Degrees are not really a hard barrier nowadays to get interviews. What’s important is relevant experience. OP doesn’t sound like they have relevant professional experience to the roles they’re applying for. which is probably why they are not getting interviews and is incorrectly blaming their lack of degree as the reason
That sucks, I'm sorry. It sounds like what you really need is a network. You get interviews from ex-colleagues and friends when you don't have a reputation that speaks for itself.
This is a terrible advice, please don’t do this. If found out you will not only be blacklisted by the company but also by all the companies of recruiters network. Not worth it.
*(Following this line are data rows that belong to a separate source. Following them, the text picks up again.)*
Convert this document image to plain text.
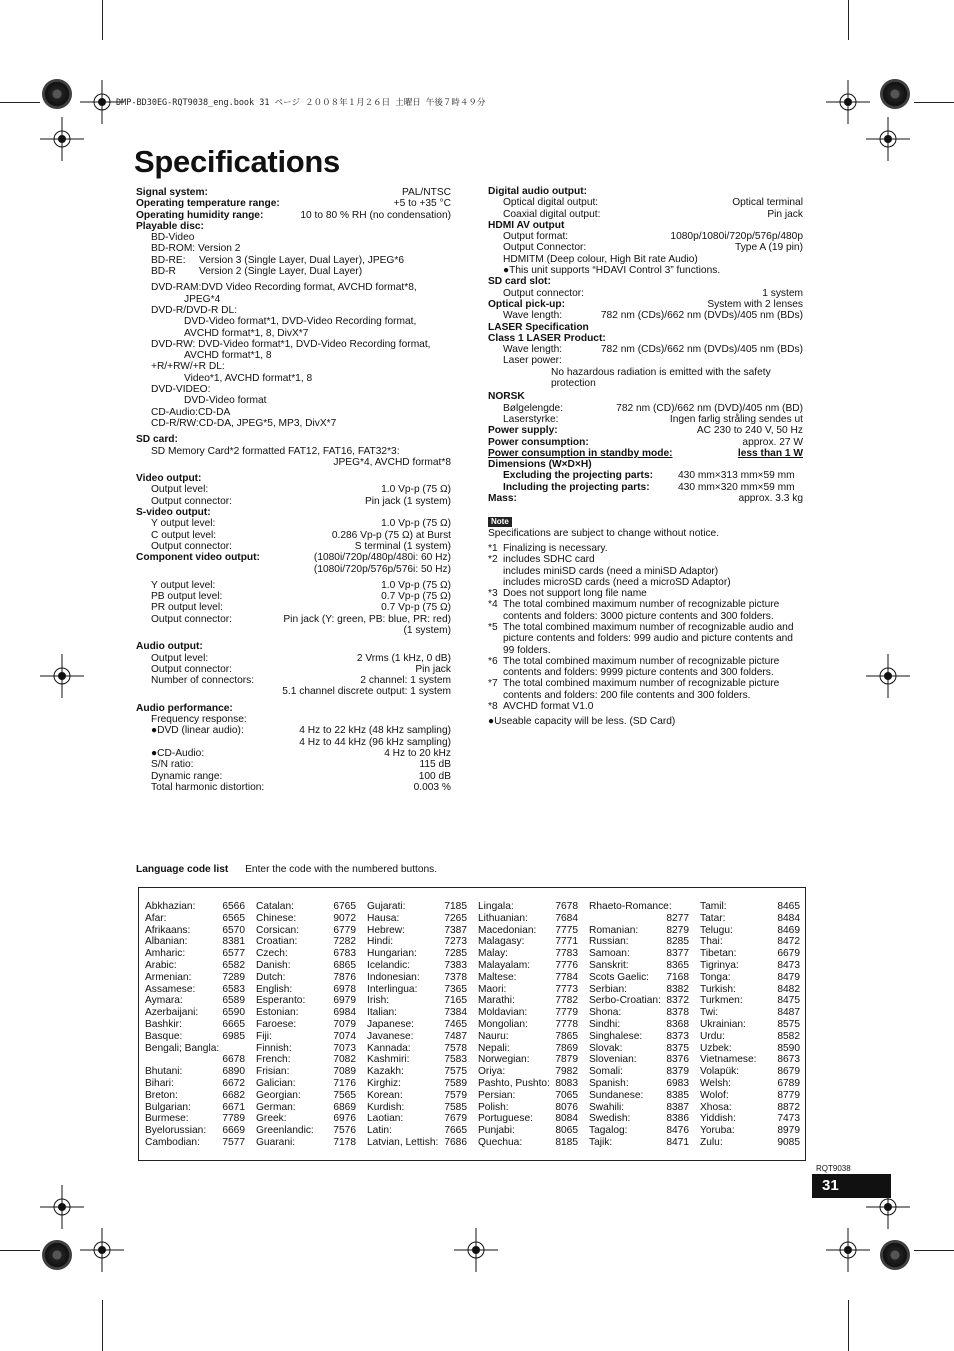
DMP-BD30EG-RQT9038_eng.book 31 ページ ２００８年１月２６日 土曜日 午後７時４９分
Specifications
Signal system:	PAL/NTSC
Operating temperature range:	+5 to +35 °C
Operating humidity range:	10 to 80 % RH (no condensation)
Playable disc:
BD-Video
BD-ROM: Version 2
BD-RE:	Version 3 (Single Layer, Dual Layer), JPEG*6
BD-R	Version 2 (Single Layer, Dual Layer)
DVD-RAM:DVD Video Recording format, AVCHD format*8,
JPEG*4
DVD-R/DVD-R DL:
DVD-Video format*1, DVD-Video Recording format,
AVCHD format*1, 8, DivX*7
DVD-RW: DVD-Video format*1, DVD-Video Recording format,
AVCHD format*1, 8
+R/+RW/+R DL:
Video*1, AVCHD format*1, 8
DVD-VIDEO:
DVD-Video format
CD-Audio:CD-DA
CD-R/RW:CD-DA, JPEG*5, MP3, DivX*7
SD card:
SD Memory Card*2 formatted FAT12, FAT16, FAT32*3:
JPEG*4, AVCHD format*8
Video output:
Output level:	1.0 Vp-p (75 Ω)
Output connector:	Pin jack (1 system)
S-video output:
Y output level:	1.0 Vp-p (75 Ω)
C output level:	0.286 Vp-p (75 Ω) at Burst
Output connector:	S terminal (1 system)
Component video output:	(1080i/720p/480p/480i: 60 Hz)
(1080i/720p/576p/576i: 50 Hz)
Y output level:	1.0 Vp-p (75 Ω)
PB output level:	0.7 Vp-p (75 Ω)
PR output level:	0.7 Vp-p (75 Ω)
Output connector:	Pin jack (Y: green, PB: blue, PR: red)
(1 system)
Audio output:
Output level:	2 Vrms (1 kHz, 0 dB)
Output connector:	Pin jack
Number of connectors:	2 channel: 1 system
5.1 channel discrete output: 1 system
Audio performance:
Frequency response:
●DVD (linear audio):	4 Hz to 22 kHz (48 kHz sampling)
4 Hz to 44 kHz (96 kHz sampling)
●CD-Audio:	4 Hz to 20 kHz
S/N ratio:	115 dB
Dynamic range:	100 dB
Total harmonic distortion:	0.003 %
Digital audio output:
Optical digital output:	Optical terminal
Coaxial digital output:	Pin jack
HDMI AV output
Output format:	1080p/1080i/720p/576p/480p
Output Connector:	Type A (19 pin)
HDMITM (Deep colour, High Bit rate Audio)
●This unit supports “HDAVI Control 3” functions.
SD card slot:
Output connector:	1 system
Optical pick-up:	System with 2 lenses
Wave length:	782 nm (CDs)/662 nm (DVDs)/405 nm (BDs)
LASER Specification
Class 1 LASER Product:
Wave length:	782 nm (CDs)/662 nm (DVDs)/405 nm (BDs)
Laser power:
No hazardous radiation is emitted with the safety
protection
NORSK
Bølgelengde:	782 nm (CD)/662 nm (DVD)/405 nm (BD)
Laserstyrke:	Ingen farlig stråling sendes ut
Power supply:	AC 230 to 240 V, 50 Hz
Power consumption:	approx. 27 W
Power consumption in standby mode:	less than 1 W
Dimensions (W×D×H)
Excluding the projecting parts:	430 mm×313 mm×59 mm
Including the projecting parts:	430 mm×320 mm×59 mm
Mass:	approx. 3.3 kg
Note
Specifications are subject to change without notice.
*1 Finalizing is necessary.
*2 includes SDHC card
includes miniSD cards (need a miniSD Adaptor)
includes microSD cards (need a microSD Adaptor)
*3 Does not support long file name
*4 The total combined maximum number of recognizable picture
contents and folders: 3000 picture contents and 300 folders.
*5 The total combined maximum number of recognizable audio and
picture contents and folders: 999 audio and picture contents and
99 folders.
*6 The total combined maximum number of recognizable picture
contents and folders: 9999 picture contents and 300 folders.
*7 The total combined maximum number of recognizable picture
contents and folders: 200 file contents and 300 folders.
*8 AVCHD format V1.0
●Useable capacity will be less. (SD Card)
Language code list Enter the code with the numbered buttons.
Abkhazian:	6566
Afar:	6565
Afrikaans:	6570
Albanian:	8381
Amharic:	6577
Arabic:	6582
Armenian:	7289
Assamese:	6583
Aymara:	6589
Azerbaijani: 6590
Bashkir:	6665
Basque:	6985
Bengali; Bangla:
6678
Bhutani:	6890
Bihari:	6672
Breton:	6682
Bulgarian:	6671
Burmese:	7789
Byelorussian: 6669
Cambodian: 7577
Catalan:	6765
Chinese:	9072
Corsican:	6779
Croatian:	7282
Czech:	6783
Danish:	6865
Dutch:	7876
English:	6978
Esperanto:	6979
Estonian:	6984
Faroese:	7079
Fiji:	7074
Finnish:	7073
French:	7082
Frisian:	7089
Galician:	7176
Georgian:	7565
German:	6869
Greek:	6976
Greenlandic: 7576
Guarani:	7178
Gujarati:	7185
Hausa:	7265
Hebrew:	7387
Hindi:	7273
Hungarian:	7285
Icelandic:	7383
Indonesian: 7378
Interlingua:	7365
Irish:	7165
Italian:	7384
Japanese:	7465
Javanese:	7487
Kannada:	7578
Kashmiri:	7583
Kazakh:	7575
Kirghiz:	7589
Korean:	7579
Kurdish:	7585
Laotian:	7679
Latin:	7665
Latvian, Lettish: 7686
Lingala:	7678
Lithuanian:	7684
Macedonian: 7775
Malagasy:	7771
Malay:	7783
Malayalam: 7776
Maltese:	7784
Maori:	7773
Marathi:	7782
Moldavian:	7779
Mongolian:	7778
Nauru:	7865
Nepali:	7869
Norwegian:	7879
Oriya:	7982
Pashto, Pushto: 8083
Persian:	7065
Polish:	8076
Portuguese: 8084
Punjabi:	8065
Quechua:	8185
Rhaeto-Romance:
8277
Romanian:	8279
Russian:	8285
Samoan:	8377
Sanskrit:	8365
Scots Gaelic: 7168
Serbian:	8382
Serbo-Croatian: 8372
Shona:	8378
Sindhi:	8368
Singhalese: 8373
Slovak:	8375
Slovenian:	8376
Somali:	8379
Spanish:	6983
Sundanese: 8385
Swahili:	8387
Swedish:	8386
Tagalog:	8476
Tajik:	8471
Tamil:	8465
Tatar:	8484
Telugu:	8469
Thai:	8472
Tibetan:	6679
Tigrinya:	8473
Tonga:	8479
Turkish:	8482
Turkmen:	8475
Twi:	8487
Ukrainian:	8575
Urdu:	8582
Uzbek:	8590
Vietnamese: 8673
Volapük:	8679
Welsh:	6789
Wolof:	8779
Xhosa:	8872
Yiddish:	7473
Yoruba:	8979
Zulu:	9085
RQT9038
31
I was an active "reverse code engineer" around 2005-2011, I worked on reversing popular software protections on both Windows & Symbian, and was involved with a certain famous (at the time) team that released tutorials on those subjects under pseudonyms.
That was back when I was in high school and early years into college.
I live in a third world country, and in my early twenties I dropped out of college to support my family.
I built a business that's unrelated to tech and the pandemic put an end to that, so I started thinking about applying to remote jobs thinking that I can easily land an interview and ace it.
Well, the problem was getting an interview.
I worked extensively with x86 ASM (MASM, FASM), wrote packers/unpackers in C back in the day, wrote extensions for IDA at some point. When I built the family business, I had free time so over the last few years and I've learned and used a few other languages (Golang, Rust).
I've been doing LC and LC-like problems over the years, so I can comfortably solve most DSA problems that I've seen thrown at FAANG candidates, tackled system design questions as well, so I'm familiar with SW architectures of modern software.
However, since I don't have a college degree, nor an active online portfolio (github and the like), I don't meet any requirements for any of these jobs which I can do better than a large portion of the SWEs complaining on Blind about their 6 figure TC and how awful WLB is at Facebook. I could do their jobs at a fraction of the TC.
Unfortunately, I was an idiot and dropped out of college.